Más allá del discurso triunfalista del neoliberalismo, los
primeros síntomas de rechazo a sus reformas se hicieron sentir en
México. La insurgencia del EZLN en 1994 puso en evidencia las
consecuencias de un sistema corrupto, ilegítimo y fraudulento. Más
tarde, en 1998, el triunfo electoral de Hugo Chávez en Venezuela supuso
otro llamado de atención. En 2001 se produjo en Argentina una crisis de
legitimidad, dejando al descubierto las consecuencias del
neoliberalismo. Corralito financiero y despidos acompañados de
represión. Entre 2001 y 2004 ocuparon la Casa Rosada seis presidentes,
hasta el triunfo de Néstor Kirchner. Una ola de optimismo sacudió el
continente.
Lula, en Brasil; Evo Morales, en Bolivia; Correa, en Ecuador; José
Mujica, en Uruguay; Kichner, en Argentina; Manuel Zelaya, en Honduras, y
Fernando Lugo, en Paraguay, ganaban elecciones a contracorriente. En El
Salvador triunfaba el FMLN, en República Dominicana se imponía el
socialdemócrata Leonel Fernández y en Nicaragua los sandinistas
recuperaban el poder. Fue el fin de la ilusión democrática. No todos
concluyeron sus mandatos. Manuel Zelaya, en Honduras, o Fernando Lugo,
en Paraguay, inauguraron los nuevos golpes de Estado, donde el
protagonismo pasó de las fuerzas armadas a magistrados, senadores,
diputados, empresarios y trasnacionales. Asimismo, se bloquea el acceso a
la presidencia en 2012 a Andrés Manuel López Obrador en México, y en
2017, en Honduras, se ningunea el triunfo al candidato de la unidad
anticorrupción: Salvador Nasralla, religiendo a Juan Orlando Hernández
con la complicidad de institutos, centros o consejos electorales. Por no
citar el golpe de Estado en Brasil contra Dilma Rousseff y los intentos
por inhabilitar a Lula.
En la región emergen el asesinato político, las detenciones
arbitrarias, se compran jueces y fiscales, el sistema judicial se
trasforma en el brazo ejecutor de las corporaciones trasnacionales y el
empresariado cipayo. Se cierran medios de comunicación independientes,
secuestran a dirigentes campesinos, la guerra sucia renace de
sus cenizas.
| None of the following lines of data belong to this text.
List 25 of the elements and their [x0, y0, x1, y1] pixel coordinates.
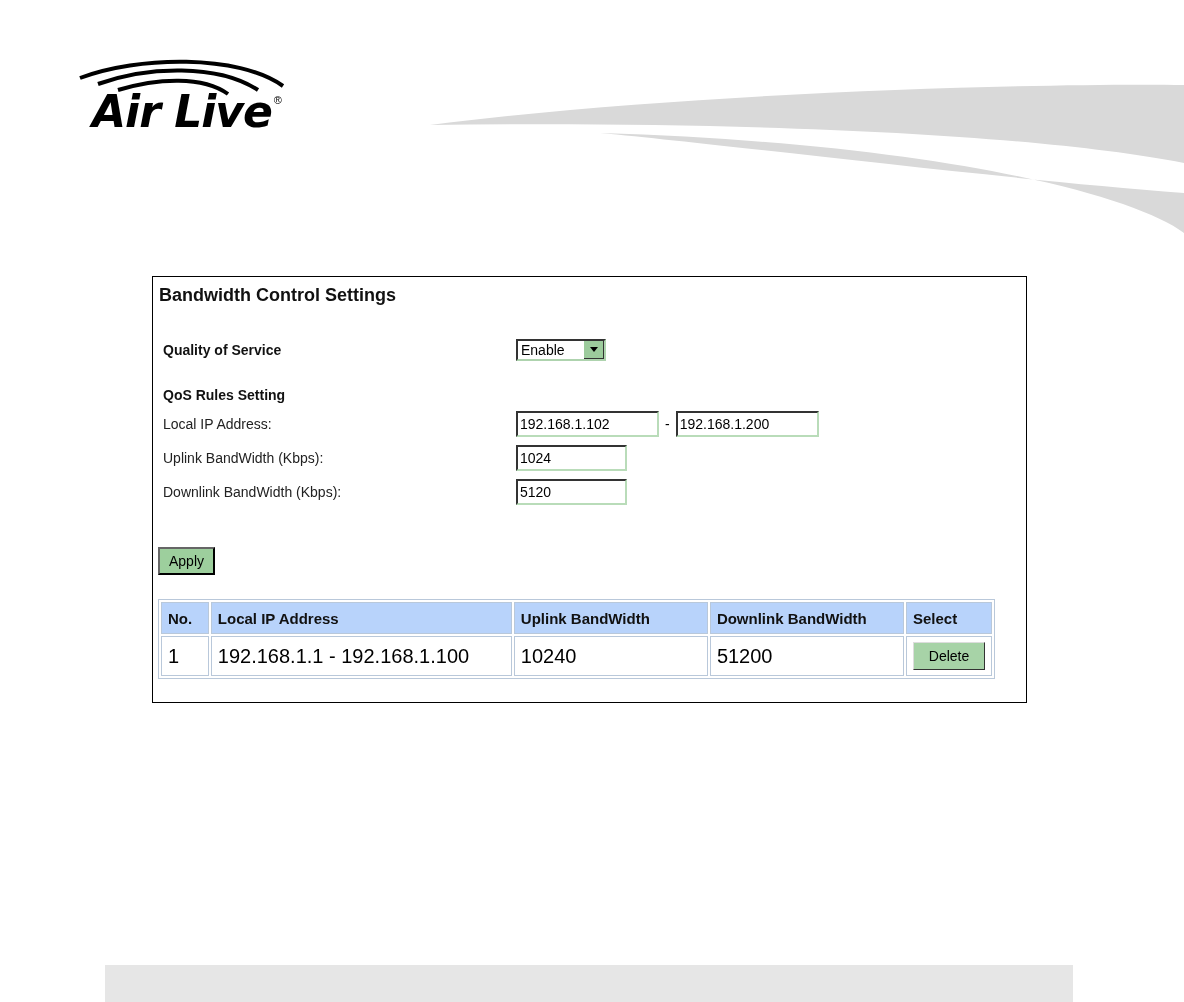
input-field[interactable]: 5120: [516, 479, 627, 505]
delete-button[interactable]: Delete: [913, 642, 985, 670]
column-header: Local IP Address: [210, 602, 512, 634]
field-label: Quality of Service: [163, 342, 283, 358]
panel-title: Bandwidth Control Settings: [159, 285, 397, 306]
table-cell: 192.168.1.1 - 192.168.1.100: [210, 636, 512, 676]
input-field[interactable]: 1024: [516, 445, 627, 471]
column-header: No.: [161, 602, 209, 634]
qos-select[interactable]: Enable: [516, 339, 606, 361]
apply-button[interactable]: Apply: [158, 547, 215, 575]
input-field[interactable]: 192.168.1.102: [516, 411, 659, 437]
field-label: Downlink BandWidth (Kbps):: [163, 484, 343, 500]
section-heading: QoS Rules Setting: [163, 387, 287, 403]
column-header: Downlink BandWidth: [709, 602, 904, 634]
field-label: Uplink BandWidth (Kbps):: [163, 450, 325, 466]
table-cell: 51200: [709, 636, 904, 676]
column-header: Select: [906, 602, 992, 634]
range-separator: -: [665, 416, 670, 432]
table-cell: 10240: [513, 636, 708, 676]
table-cell: 1: [161, 636, 209, 676]
field-label: Local IP Address:: [163, 416, 273, 432]
column-header: Uplink BandWidth: [513, 602, 708, 634]
registered-mark: ®: [273, 94, 282, 106]
caret-icon: [589, 347, 598, 352]
input-field[interactable]: 192.168.1.200: [675, 411, 819, 437]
Periodistas mueren a manos del crimen organizado y de los
cuerpos de seguridad del Estado. Se criminaliza la crítica. La sociedad
se militariza. Se vive un estado de guerra, la presencia continua de las
fuerzas armadas en la calle hace temer lo peor. La vigilancia, el
control social y la violencia estructural permean todas las esferas de
la vida cotidiana. Se persigue a los pueblos originarios, les arrebatan
sus tierras, los encarcelan y violan a sus mujeres y niños. La pobreza y
la desigualdad social se expanden como pandemia. Nuevos totalitarismos,
golpes de Estado, fraude electoral y pérdida de derechos políticos se
unen a un imperialismo cada vez más depredador. La neoligarquización del
poder abre la puerta a nuevos movimientos insurgentes.
Aquellos que imposibilitan la revolución pacífica hacen que la revolución violenta sea inevitable: John Kennedy.